Il presidente si presenta come l’antidoto «agli estremi». Peccato che proprio lui abbia creato le condizioni per la presa delle istituzioni da parte dell’estrema destra. Ecco come e perché
Emmanuel Macron e Marine Le Pen hanno bisogno l’uno dell’altra: è questa in realtà la coabitazione in corso già da tempo, ed è questo il principale «patto col diavolo» checché ne dica il presidente.
Per capire le traiettorie macroniane, e soprattutto quelle della Francia e quindi di tutta Europa, non c’è bisogno di frugare nelle ragioni dell’annuncio di domenica scorsa con furia rabdomantica. La istituzionalizzazione dell’estrema destra procede a Parigi proprio come nell’Unione europea, e senza le complicità o le illusioni della destra considerata liberale non sarebbe stata possibile.

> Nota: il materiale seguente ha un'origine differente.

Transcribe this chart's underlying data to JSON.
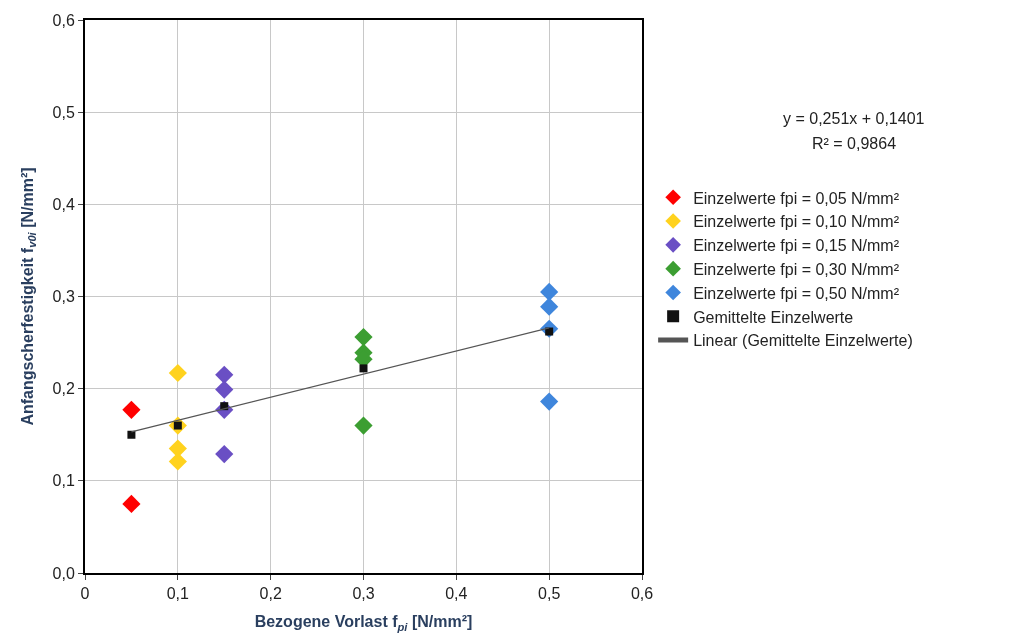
{
  "chart_data": {
    "type": "scatter",
    "xlabel": "Bezogene Vorlast f$_{pi}$ [N/mm²]",
    "ylabel": "Anfangscherfestigkeit f$_{v0i}$ [N/mm²]",
    "annotations": [
      "y = 0,251x + 0,1401",
      "R² = 0,9864"
    ],
    "xlim": [
      0,
      0.6
    ],
    "ylim": [
      0,
      0.6
    ],
    "xticks": [
      0,
      {
        "value": 0.1,
        "label": "0,1"
      },
      {
        "value": 0.2,
        "label": "0,2"
      },
      {
        "value": 0.3,
        "label": "0,3"
      },
      {
        "value": 0.4,
        "label": "0,4"
      },
      {
        "value": 0.5,
        "label": "0,5"
      },
      {
        "value": 0.6,
        "label": "0,6"
      }
    ],
    "yticks": [
      {
        "value": 0,
        "label": "0,0"
      },
      {
        "value": 0.1,
        "label": "0,1"
      },
      {
        "value": 0.2,
        "label": "0,2"
      },
      {
        "value": 0.3,
        "label": "0,3"
      },
      {
        "value": 0.4,
        "label": "0,4"
      },
      {
        "value": 0.5,
        "label": "0,5"
      },
      {
        "value": 0.6,
        "label": "0,6"
      }
    ],
    "grid": true,
    "legend": "right",
    "series": [
      {
        "name": "Einzelwerte fpi = 0,05 N/mm²",
        "color": "#ff0000",
        "marker": "diamond",
        "x": [
          0.05,
          0.05
        ],
        "values": [
          0.177,
          0.075
        ]
      },
      {
        "name": "Einzelwerte fpi = 0,10 N/mm²",
        "color": "#ffd21e",
        "marker": "diamond",
        "x": [
          0.1,
          0.1,
          0.1,
          0.1
        ],
        "values": [
          0.217,
          0.16,
          0.135,
          0.121
        ]
      },
      {
        "name": "Einzelwerte fpi = 0,15 N/mm²",
        "color": "#6a4fc4",
        "marker": "diamond",
        "x": [
          0.15,
          0.15,
          0.15,
          0.15
        ],
        "values": [
          0.215,
          0.199,
          0.177,
          0.129
        ]
      },
      {
        "name": "Einzelwerte fpi = 0,30 N/mm²",
        "color": "#3c9e32",
        "marker": "diamond",
        "x": [
          0.3,
          0.3,
          0.3,
          0.3
        ],
        "values": [
          0.256,
          0.239,
          0.232,
          0.16
        ]
      },
      {
        "name": "Einzelwerte fpi = 0,50 N/mm²",
        "color": "#3f86dc",
        "marker": "diamond",
        "x": [
          0.5,
          0.5,
          0.5,
          0.5
        ],
        "values": [
          0.305,
          0.289,
          0.265,
          0.186
        ]
      },
      {
        "name": "Gemittelte Einzelwerte",
        "color": "#111111",
        "marker": "square",
        "x": [
          0.05,
          0.1,
          0.15,
          0.3,
          0.5
        ],
        "values": [
          0.15,
          0.16,
          0.181,
          0.222,
          0.262
        ]
      },
      {
        "name": "Linear (Gemittelte Einzelwerte)",
        "type": "line",
        "color": "#555555",
        "marker": "none",
        "line_style": "solid",
        "x": [
          0.05,
          0.5
        ],
        "values": [
          0.153,
          0.266
        ]
      }
    ]
  }
}
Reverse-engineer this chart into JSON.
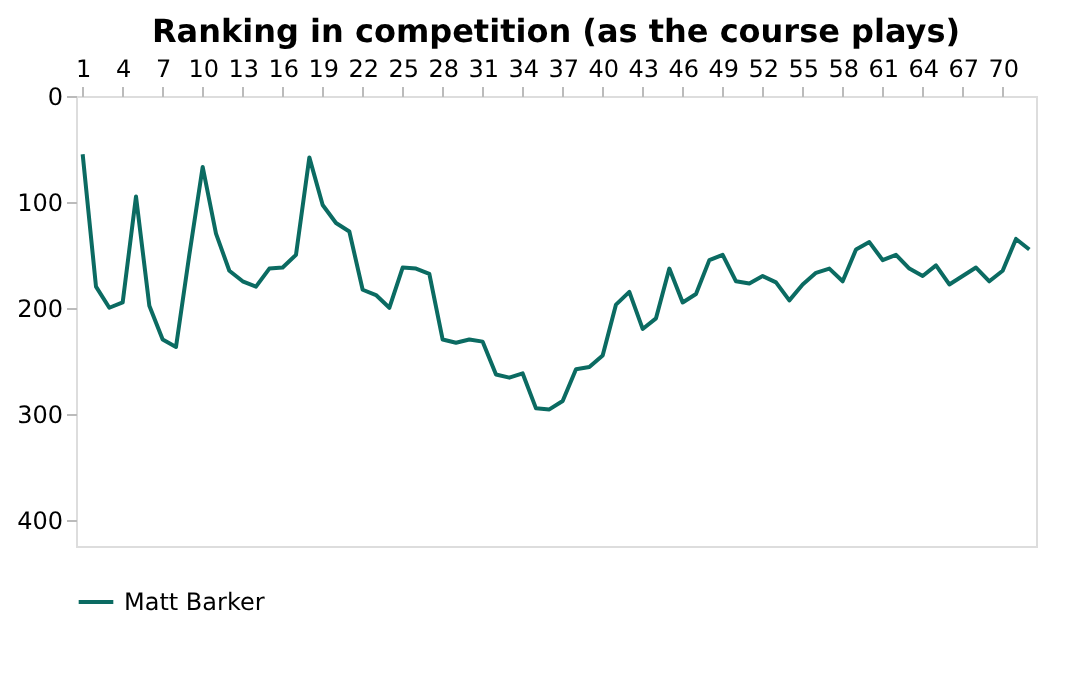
{
  "chart_data": {
    "type": "line",
    "title": "Ranking in competition (as the course plays)",
    "x": [
      1,
      2,
      3,
      4,
      5,
      6,
      7,
      8,
      9,
      10,
      11,
      12,
      13,
      14,
      15,
      16,
      17,
      18,
      19,
      20,
      21,
      22,
      23,
      24,
      25,
      26,
      27,
      28,
      29,
      30,
      31,
      32,
      33,
      34,
      35,
      36,
      37,
      38,
      39,
      40,
      41,
      42,
      43,
      44,
      45,
      46,
      47,
      48,
      49,
      50,
      51,
      52,
      53,
      54,
      55,
      56,
      57,
      58,
      59,
      60,
      61,
      62,
      63,
      64,
      65,
      66,
      67,
      68,
      69,
      70,
      71,
      72
    ],
    "series": [
      {
        "name": "Matt Barker",
        "color": "#0b6b62",
        "values": [
          55,
          180,
          200,
          195,
          95,
          198,
          230,
          237,
          150,
          67,
          130,
          165,
          175,
          180,
          163,
          162,
          150,
          58,
          103,
          120,
          128,
          183,
          188,
          200,
          162,
          163,
          168,
          230,
          233,
          230,
          232,
          263,
          266,
          262,
          295,
          296,
          288,
          258,
          256,
          245,
          197,
          185,
          220,
          210,
          163,
          195,
          187,
          155,
          150,
          175,
          177,
          170,
          176,
          193,
          178,
          167,
          163,
          175,
          145,
          138,
          155,
          150,
          163,
          170,
          160,
          178,
          170,
          162,
          175,
          165,
          135,
          145
        ]
      }
    ],
    "xlim": [
      0.5,
      72.5
    ],
    "xticks": [
      1,
      4,
      7,
      10,
      13,
      16,
      19,
      22,
      25,
      28,
      31,
      34,
      37,
      40,
      43,
      46,
      49,
      52,
      55,
      58,
      61,
      64,
      67,
      70
    ],
    "ylim": [
      425,
      0
    ],
    "yticks": [
      0,
      100,
      200,
      300,
      400
    ],
    "grid": false,
    "legend": "bottom",
    "line_style": "solid",
    "marker": "none"
  }
}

Vale per i Popolari europei nei confronti di Giorgia Meloni, e vale per i liberali di Macron verso i lepeniani.
Da anni ormai, il presidente che doveva promuovere il grande centro non fa che polarizzare sempre più il paesaggio politico francese, salvo poi gridare «agli estremi». Il carismatico europeista liberale che aveva promesso di arrestare l’avanzata dell’estrema destra non fa che aprire spazi di azione a un Rassemblement National che cresce nei consensi – e nelle istituzioni – di elezione in elezione. Marine Le Pen non è inarrestabile, ma non sarà Macron a fermarla; tutt’altro.
Aprire a Le Pen
Il presidente ha già tagliuzzato il cordone sanitario da tempo, e lo ha fatto in più modi.
Anzitutto ha spostato sempre più a destra le sue politiche. In conferenza stampa mercoledì non ha fatto che invocare «sicurezza» e «più poliziotti», per non parlare della legge sull’immigrazione controversa proprio perché approvata coi voti del Rassemblement National e scritta assumendone la propaganda. E quante volte, già anni fa, il macroniano ministro degli Interni Gérald Darmanin ha definito Le Pen non abbastanza dura?
Il presidente in carica ha favorito la penetrazione delle istituzioni da parte del RN in modo diretto e indiretto. Direttamente, è almeno dalle legislative del 2022 che i macroniani equiparano l’unione di sinistra all’estrema destra, rifiutando di sostenere la prima ai ballottaggi; e nel giugno del 2022 quasi novanta deputati lepeniani sono entrati a frotte all’Assemblea nazionale.
Senza i voti dei sedicenti liberali di Renaissance, Le Pen non avrebbe potuto partecipare alla spartizione degli incarichi e ottenere per Sébastien Chenu e Hélène Laporte due vicepresidenze d’aula. La stretta di mano tra Le Pen e Macron il 21 giugno 2022 è la raffigurazione plastica del piano inclinato sul quale corre la République.
Trappole e vie di uscita
«Il cordone sanitario non c’è più!», urlava trionfante Kévin Mauvieux, uno degli eletti lepeniani, nell’estate 2022. Ma c’è di più: il presidente, con Le Pen che va al traino, sta proiettando ormai da anni quel cordone contro la sinistra.
Macron, che mercoledì ha giustificato la chiamata alle urne con «il democratico ascolto della popolazione», non ha ascoltato ragioni né democrazie né manifestazioni quando si è trattato di imporre la riforma delle pensioni; non c’è stato niente di liberale nelle violenze delle forze dell’ordine durante le proteste sociali e ambientali, negli attacchi alla Ligue des droits de l'Homme e prima ancora nella liberticida Legge sulla sicurezza globale.
Dopo aver più volte chiesto il voto all’elettorato di sinistra in nome di un cordone che lui stesso viola, Macron ora formula un ricatto morale: non solo chi sta con Le Pen, ma pure chi sta con la sinistra è traditore patrio. E quale alternativa offre? Mentre i lepeniani provano a mostrarsi presentabili, i macroniani portano sempre più tratti di una destra illiberale; finché distinguerne i destini diventerà sempre più arduo.